On the other hand, at the high speed, the second rocker arm shaft 12 pushes the iron core 31 of the second working cylinder 30 so that the intake valve 100 descends by the valve lift H2 to the maximum opening. Accordingly, as shown in FIG. 3, the valve lifts at low and high speeds by the rocker arm shafts 11 and 12 having different arm lengths L1 and L2 according to the rotation of the rocker arm 10. As shown in FIG. Separately, at low speed, the intake valve 100 is lowered by the valve lift H1 by the first rocker arm shaft 11, and at the high speed, the intake valve 100 is lowered by the valve lift H2. Therefore, the valve lift of the intake valve 100 varies as much as the valve lift difference ΔL at high speed and at low speed, and accordingly, the opening amount of the intake valve changes.

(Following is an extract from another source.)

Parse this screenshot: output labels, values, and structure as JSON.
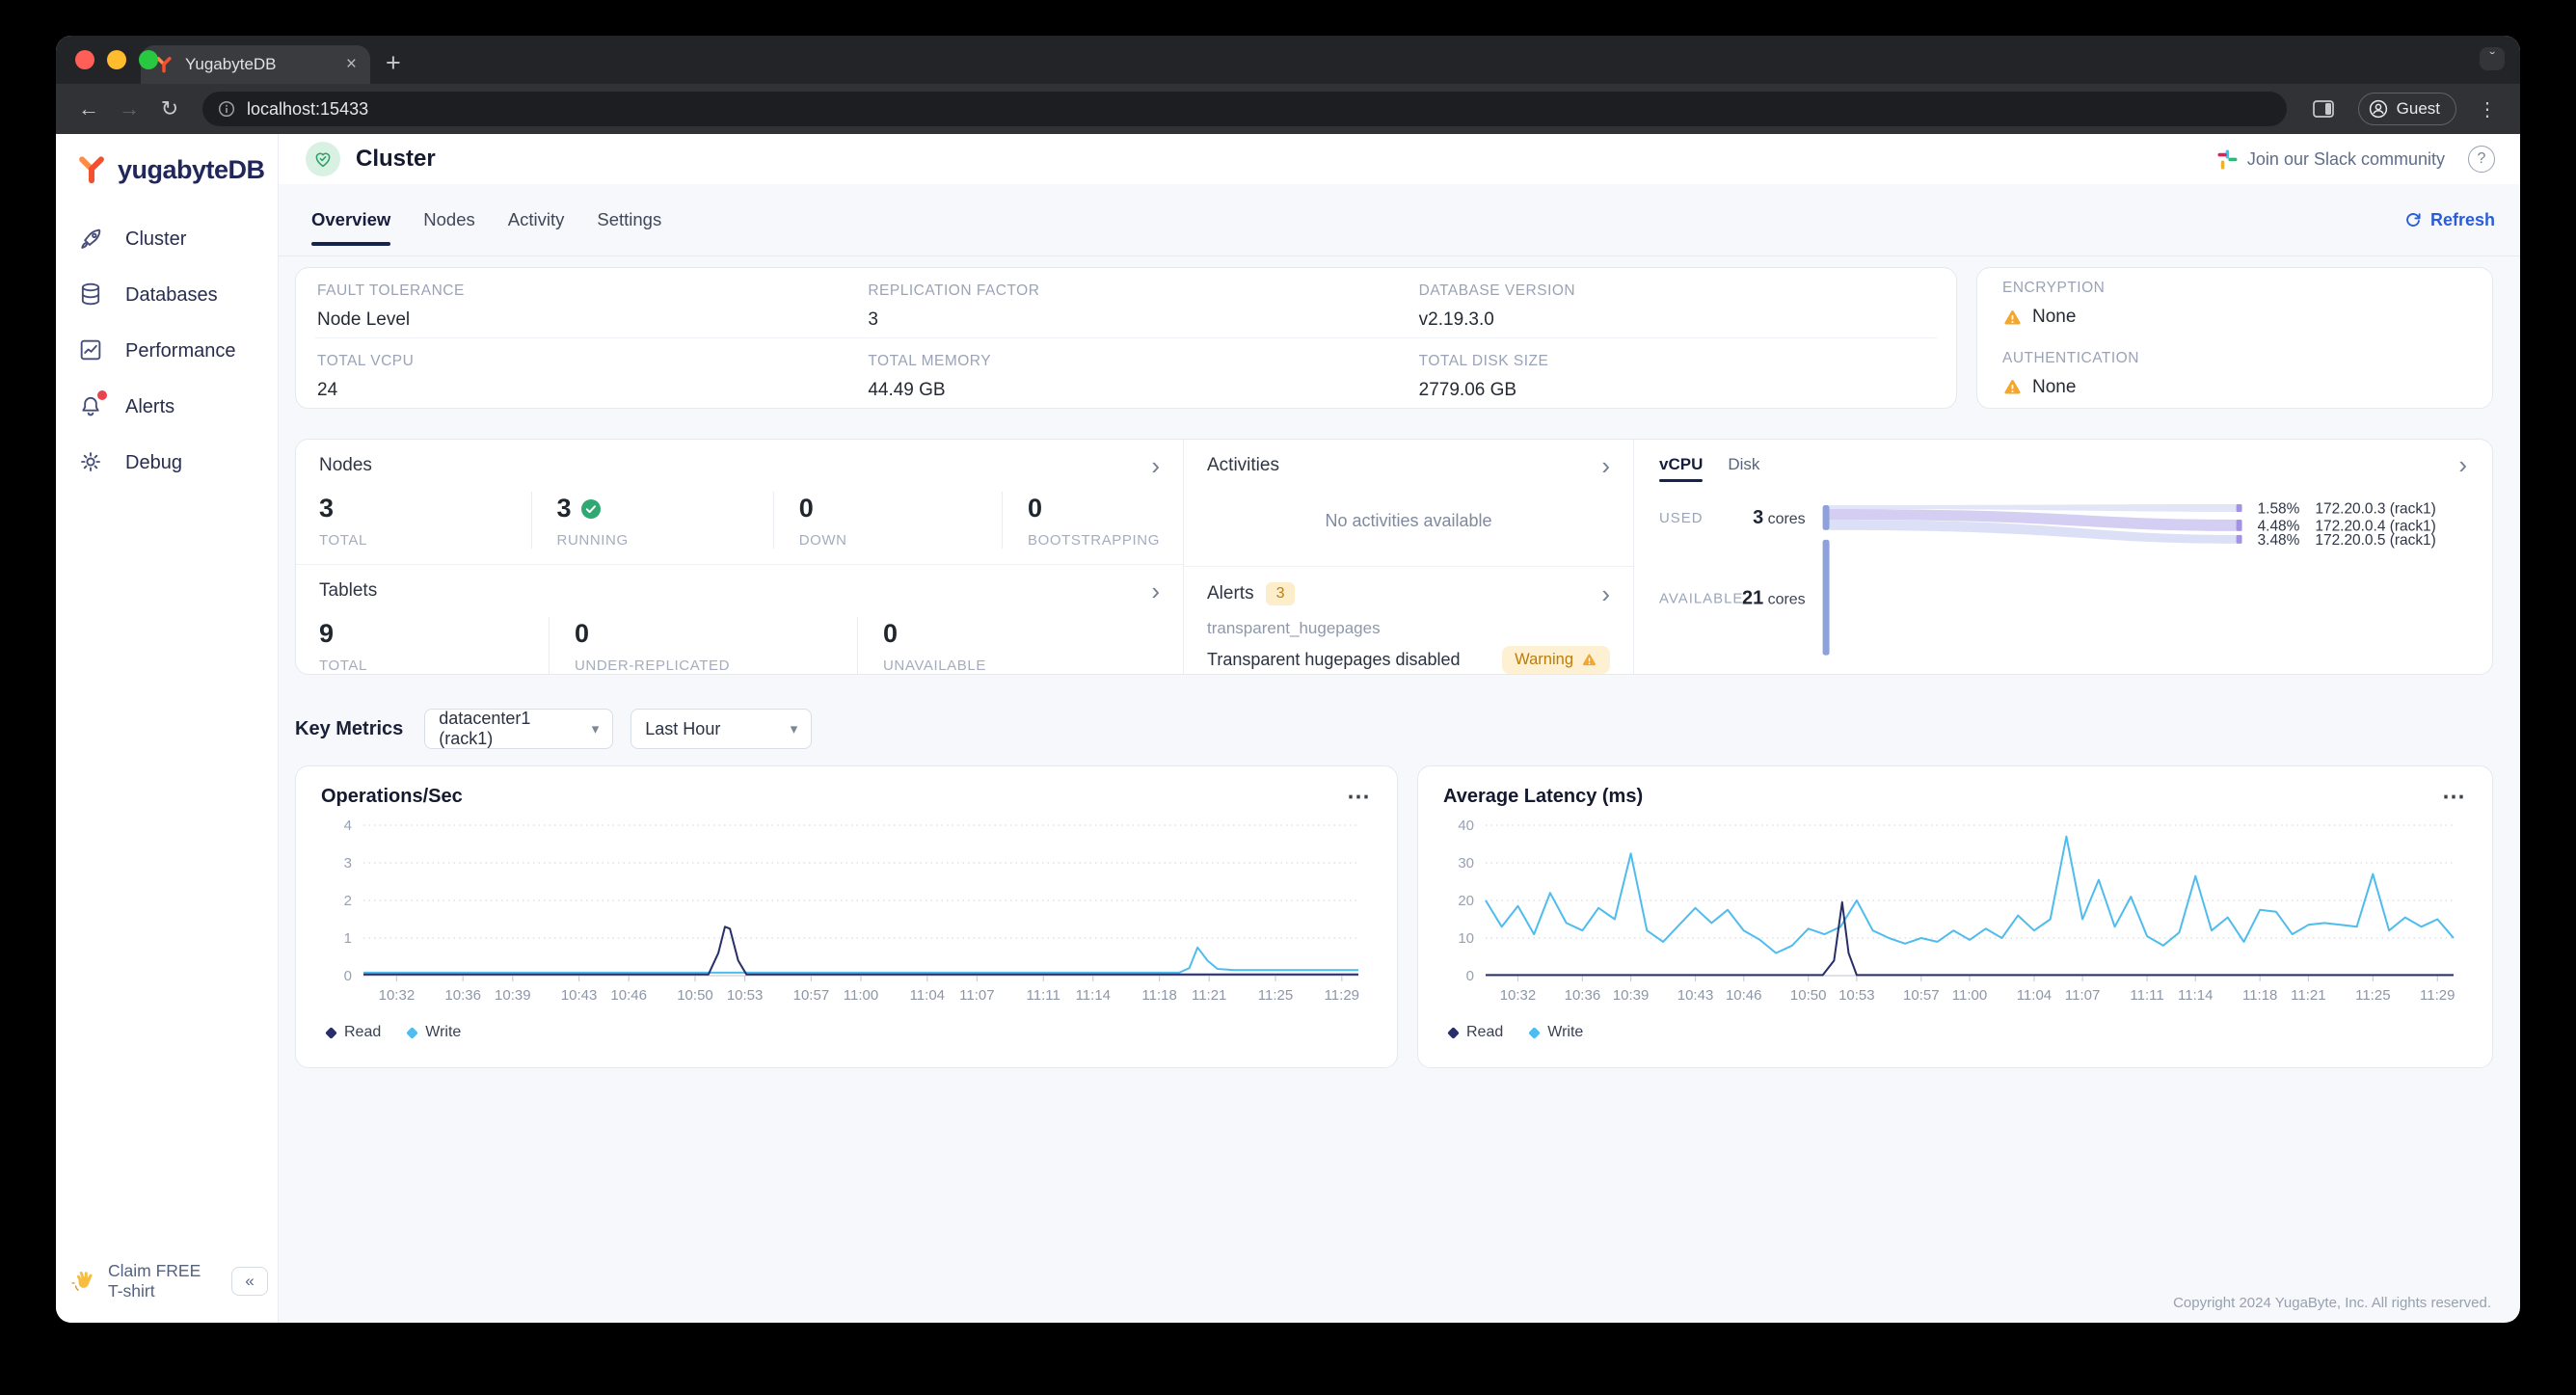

As a result, the intake amount of the mixer flowing into the cylinder can be adjusted by changing the opening amount of the intake valve in accordance with the engine speed.

Therefore, in the hop valve according to the present invention, the arm length of the rocker arm for opening and closing the intake valve at high speed and low speed is different, and accordingly, the valve lift L of the intake valve is changed to change the intake amount, thereby changing the engine speed. By varying the output of the engine, it can contribute to not only fuel saving but also engine output.

Although one embodiment of the present invention has been described in detail above, the present invention is not limited thereto, and various changes and modifications may be made by those skilled in the art based on the technical idea of the present invention.

Claims (5)

First and second rocker arm shafts spaced apart from each other so as to have different arm lengths at the valve ends of the rocker arms; first and second spaced apart from bottom surfaces of the first and second rocker arm shafts, respectively, and installed at an upper end of the intake valve. A valve lift converter for an intake valve, comprising an operation cylinder and first and auxiliary auxiliary cylinders for selectively supplying fresh air and exhaust gas to the operation cylinder. According to claim 1, wherein each of the working cylinder is provided with an iron core in contact with the rocker arm shaft, a spring fixed to the iron core extending downward, and a wax fixed to the bottom of the spring and contracting or expanding according to the temperature is installed Valve lift inverter of the intake valve. 3. The valve lift change according to claim 2, wherein each of the auxiliary cylinders is provided with a spring extending downwardly in contact with the upper end of the cylinder and a shim which rises and falls with the new air and the exhaust which are fixed to the lower end of the spring. Device. The shim of the second auxiliary cylinder of claim 2, wherein a first intake port through which the exhaust gas flows is installed in an upper part of the shim of the first auxiliary cylinder, and a second intake port through which fresh air is introduced into the lower part of the shim. The upper portion of the first intake port for the introduction of the fresh air gas, the lower portion of the shim is a valve lift converter of the intake valve, characterized in that the second intake port for the exhaust gas is formed. The exhaust passage connected to the first inlet port of the first auxiliary cylinder is opened and closed by an on / off valve opened and closed by an engine control unit, and exhausted to the first inlet port of the first auxiliary cylinder at high speed. The valve lift converter of the intake valve, characterized in that for closing the gas passage.